Ermotti und UBS-Präsident Kaspar Villiger trafen sich diese Woche mit wichtigen Investoren in Zürich, heisst es in Bankkreisen. In vertraulichen Meetings habe das Führungsduo seinen Plan für eine neue UBS vorgelegt. Die Investoren nahmen diesen kühl auf. Nach einem anfänglichenErmotti-Bonus von über 15 Prozent Plus sank die UBS-Aktie am Freitag um fast 7 Prozent auf noch 10.50 Franken. Damit liegt die UBS mit dem neuen Chef gefährlich nah am Allzeittief im Frühling 2009 von 8.20 Franken. «Wir erachten Finanztitel generell als nicht kaufenswert», sagt Beat Wittmann von Dynapartners, einem Zürcher Asset-Manager.

Ermottis Aufgabe als UBS-Retter nach Grübel wird zum Hochseilakt. Er muss Risiken reduzieren, die Investmentbank verkleinern, die UBS als verlässliche Gegenpartei im Interbankenmarkt positionieren, Personal motivieren, Schlüsselleute anlocken. Kurz: Der Tessiner muss eine nächste Grosskrise abwenden.

Zentral ist die Grösse der Investmentbank. Ermotti will sie zur Überraschung vieler gross belassen. Ein Herunterfahren von derzeit 18 000 Mitarbeitern auf vielleicht noch 5000, wie das oft gefordert wird, ist kein Thema.

Investmentbank bleibt integraler Bestandteil

«Wir verfolgen die Strategie der integrierten Bank, in der sich Wealth Management, Investmentbank und Asset-Management sowie das Schweizer Privat- und Firmenkundengeschäft gegenseitig ergänzen, und wir halten daran fest», schrieb Ermotti im Mail. Es folgte eine unmissverständliche Absage an eine kleine Investmentbank: «Um einen wichtigen Punkt zu klären: Die Investmentbank ist in vielen Bereichen ein führender Anbieter und trägt wesentlich dazu bei, die Erwartungen unserer Privatkunden sowie unserer Firmen- und institutionellen Kunden zu erfüllen.» Die Investmentbank würde weiter in «Kernkompetenzen» investieren, sie soll aber «insgesamt weniger komplex sein» und «weniger Risiken eingehen».

Ein UBS-Manager, der mit Ermottis Investmentbank-Plänen vertraut ist, sagt, der «point of no return» hin zu einer grossen Privatbank à la Julius Bär sei «überschritten». Die für die UBS wichtigen Superreichen seien nur mit einer grossen Investmentbank zu halten.

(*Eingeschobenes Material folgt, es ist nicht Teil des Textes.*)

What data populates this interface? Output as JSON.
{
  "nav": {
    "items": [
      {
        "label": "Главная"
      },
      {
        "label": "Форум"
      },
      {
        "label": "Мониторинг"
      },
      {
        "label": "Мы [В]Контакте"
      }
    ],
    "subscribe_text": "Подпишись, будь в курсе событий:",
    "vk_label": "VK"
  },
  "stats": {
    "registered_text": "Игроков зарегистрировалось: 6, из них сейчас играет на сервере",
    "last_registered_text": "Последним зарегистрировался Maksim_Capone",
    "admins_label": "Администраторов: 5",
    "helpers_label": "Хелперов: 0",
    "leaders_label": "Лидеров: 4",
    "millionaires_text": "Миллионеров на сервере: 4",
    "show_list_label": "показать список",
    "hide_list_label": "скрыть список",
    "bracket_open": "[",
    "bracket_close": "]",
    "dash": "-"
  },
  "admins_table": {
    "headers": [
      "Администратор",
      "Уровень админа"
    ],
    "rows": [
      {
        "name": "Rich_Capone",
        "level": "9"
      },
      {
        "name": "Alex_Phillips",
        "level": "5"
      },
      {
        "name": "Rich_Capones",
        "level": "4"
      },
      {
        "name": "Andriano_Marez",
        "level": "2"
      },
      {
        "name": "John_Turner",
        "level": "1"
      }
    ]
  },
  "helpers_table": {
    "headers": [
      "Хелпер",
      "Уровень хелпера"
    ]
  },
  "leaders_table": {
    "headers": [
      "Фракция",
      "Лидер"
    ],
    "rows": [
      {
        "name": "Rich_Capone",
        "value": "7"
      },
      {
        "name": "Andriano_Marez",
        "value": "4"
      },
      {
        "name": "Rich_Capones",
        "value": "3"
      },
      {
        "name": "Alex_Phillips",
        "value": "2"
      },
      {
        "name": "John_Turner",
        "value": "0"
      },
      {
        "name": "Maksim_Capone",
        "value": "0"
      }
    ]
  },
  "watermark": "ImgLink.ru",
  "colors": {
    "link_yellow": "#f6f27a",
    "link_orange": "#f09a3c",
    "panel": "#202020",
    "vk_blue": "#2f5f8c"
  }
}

Biedermann fordert rasche Ablösung Villigers

Dominique Biedermann von der Anlegerstiftung Ethos kritisiert die Änderung als Kosmetik. «Für uns als langfristige Aktionäre ist der VR gefordert», sagt Biedermann. «Welche Investmentbank will er, wie schnell soll Axel Weber übernehmen?» Webers Ex-Arbeitgeberin, die Deutsche Bundesbank, sei bestimmt bereit für eine Beschleunigung, womit der Deutsche schon im Januar Villigers Amt übernehmen könnte.

Selbst das Duo Weber/Ermotti könnte die Investmentbank aber nicht sofort herunterfahren. Die UBS-Konkurrenten würden gegen die UBS-Positionen wetten und der Bank massive Verluste zufügen. Das würde den Druck auf die Bilanz verschärfen.

Offenbar will die Finanzmarktaufsicht (Finma) wissen, ob Investoren neues Kapital in die UBS einzuschiessen bereit sind. In Zürcher Bankenkreisen ist zu hören, dass sich Finma-Grossbankenchef Mark Branson, ein Ex-UBS-Finanzmanager, diese Woche angeblich ebenfalls mit UBS-Investoren getroffen habe.

Nicht alle jedoch sehen schwarz. «Im Unterschied zu anderen Finanztiteln sehe ich bei der UBS unter Ermotti Aufholpotenzial», meint Thomas Matter, Chef der Neuen Helvetischen Bank.